Впервые за двадцать лет, впервые с того самого дня в сгоревшей деревне, Яромир, Молчун, правая рука князя, человек, который не боялся ни стали, ни боли, ни самой смерти, ощутил, как по его позвоночнику, от затылка до самого копчика, пробежал липкий, омерзительный ручеек настоящего, животного, иррационального страха.


Он был один на стене. Он был в этом абсолютно уверен. Но его тело, его инстинкты, все его натренированное нутро кричало об обратном. Он был здесь не один. И тот, второй, был совсем рядом. Настолько рядом, что мог заглянуть ему прямо в душу.

Глава 10

Рассвет следующего дня окончательно убил любую, даже самую призрачную надежду на то, что все это – лишь дурное наваждение, порожденное усталостью и массовым страхом. Рассвет не принес света. Он принес доказательства.

Утром у Житних ворот, которые смотрели на север, в сторону дремучих лесов и болот, поднялся дикий, срывающийся на визг крик. Когда подоспел первый патруль, они нашли ночного стража ворот, мужчину средних лет по имени Верен, который забился в свою сторожевую будку. Он был бледным, как смерть, его трясло так, что зубы выбивали барабанную дробь, а глаза были совершенно безумными. С него ручьями текли пот и моча, смешиваясь на грязном полу.
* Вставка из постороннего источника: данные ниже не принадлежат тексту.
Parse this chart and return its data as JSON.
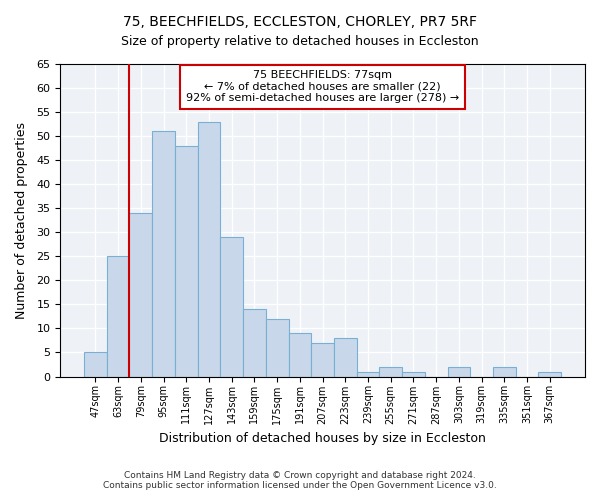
{
  "title1": "75, BEECHFIELDS, ECCLESTON, CHORLEY, PR7 5RF",
  "title2": "Size of property relative to detached houses in Eccleston",
  "xlabel": "Distribution of detached houses by size in Eccleston",
  "ylabel": "Number of detached properties",
  "bar_labels": [
    "47sqm",
    "63sqm",
    "79sqm",
    "95sqm",
    "111sqm",
    "127sqm",
    "143sqm",
    "159sqm",
    "175sqm",
    "191sqm",
    "207sqm",
    "223sqm",
    "239sqm",
    "255sqm",
    "271sqm",
    "287sqm",
    "303sqm",
    "319sqm",
    "335sqm",
    "351sqm",
    "367sqm"
  ],
  "bar_values": [
    5,
    25,
    34,
    51,
    48,
    53,
    29,
    14,
    12,
    9,
    7,
    8,
    1,
    2,
    1,
    0,
    2,
    0,
    2,
    0,
    1
  ],
  "bar_color": "#c8d8ea",
  "bar_edge_color": "#7aafd4",
  "annotation_line1": "75 BEECHFIELDS: 77sqm",
  "annotation_line2": "← 7% of detached houses are smaller (22)",
  "annotation_line3": "92% of semi-detached houses are larger (278) →",
  "annotation_box_edge_color": "#cc0000",
  "vline_color": "#cc0000",
  "vline_x_index": 2,
  "ylim": [
    0,
    65
  ],
  "yticks": [
    0,
    5,
    10,
    15,
    20,
    25,
    30,
    35,
    40,
    45,
    50,
    55,
    60,
    65
  ],
  "footer1": "Contains HM Land Registry data © Crown copyright and database right 2024.",
  "footer2": "Contains public sector information licensed under the Open Government Licence v3.0.",
  "bg_color": "#ffffff",
  "plot_bg_color": "#eef2f7"
}
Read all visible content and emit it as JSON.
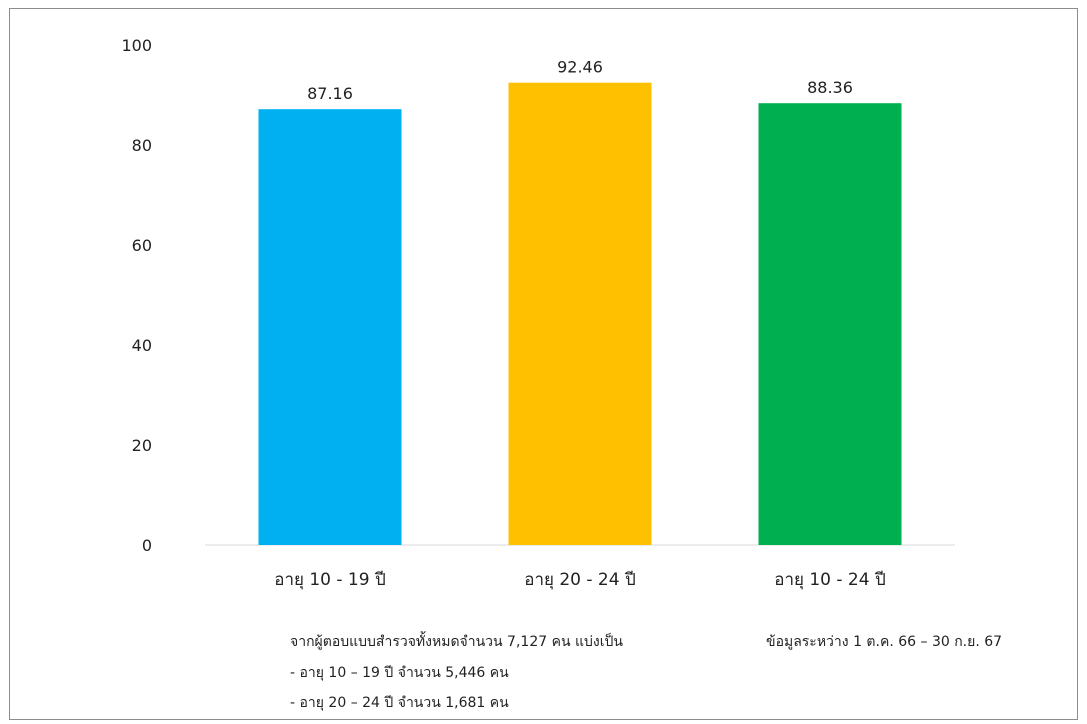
{
  "chart_data": {
    "type": "bar",
    "categories": [
      "อายุ 10 - 19 ปี",
      "อายุ 20 - 24 ปี",
      "อายุ 10 - 24 ปี"
    ],
    "values": [
      87.16,
      92.46,
      88.36
    ],
    "data_labels": [
      "87.16",
      "92.46",
      "88.36"
    ],
    "colors": [
      "#00b0f0",
      "#ffc000",
      "#00b050"
    ],
    "ylim": [
      0,
      100
    ],
    "yticks": [
      0,
      20,
      40,
      60,
      80,
      100
    ],
    "grid": false,
    "legend": "none"
  },
  "notes": {
    "summary": "จากผู้ตอบแบบสำรวจทั้งหมดจำนวน 7,127 คน แบ่งเป็น",
    "line1": "- อายุ 10 – 19 ปี จำนวน 5,446 คน",
    "line2": "- อายุ 20 – 24 ปี จำนวน 1,681 คน",
    "date_range": "ข้อมูลระหว่าง 1 ต.ค. 66 – 30 ก.ย. 67"
  }
}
Он несвязно, заикаясь, рассказал подоспевшим дружинникам, что случилось. Перед самым восходом солнца, когда ночь была особенно черна, а туман превратился в непроницаемую, маслянистую стену, он услышал из-за ворот крики. Верен клялся всеми богами, что это были нечеловеческие вопли. Это был визг, который мог исторгнуть лишь человек, с которого заживо сдирают кожу. Вместе с этими криками он услышал жуткое, полное боли и ужаса ржание лошадей. Звуки были такими близкими, такими страшными, что у него, бывалого воина, волосы встали дыбом. Он был один. И открыть ворота, впустить в город это, что бы оно ни было, он не посмел. Он просто забился в свою конуру и молился, чтобы оно ушло.

Когда Яромир прибыл на место, ворота уже были приоткрыты. Вокруг них сбилась толпа зевак и дружинников. Они стояли молча, и их молчание было страшнее любых криков. Яромир протиснулся вперед, и картина, представшая его глазам, заставила даже его холодное, мертвое сердце на мгновение сжаться.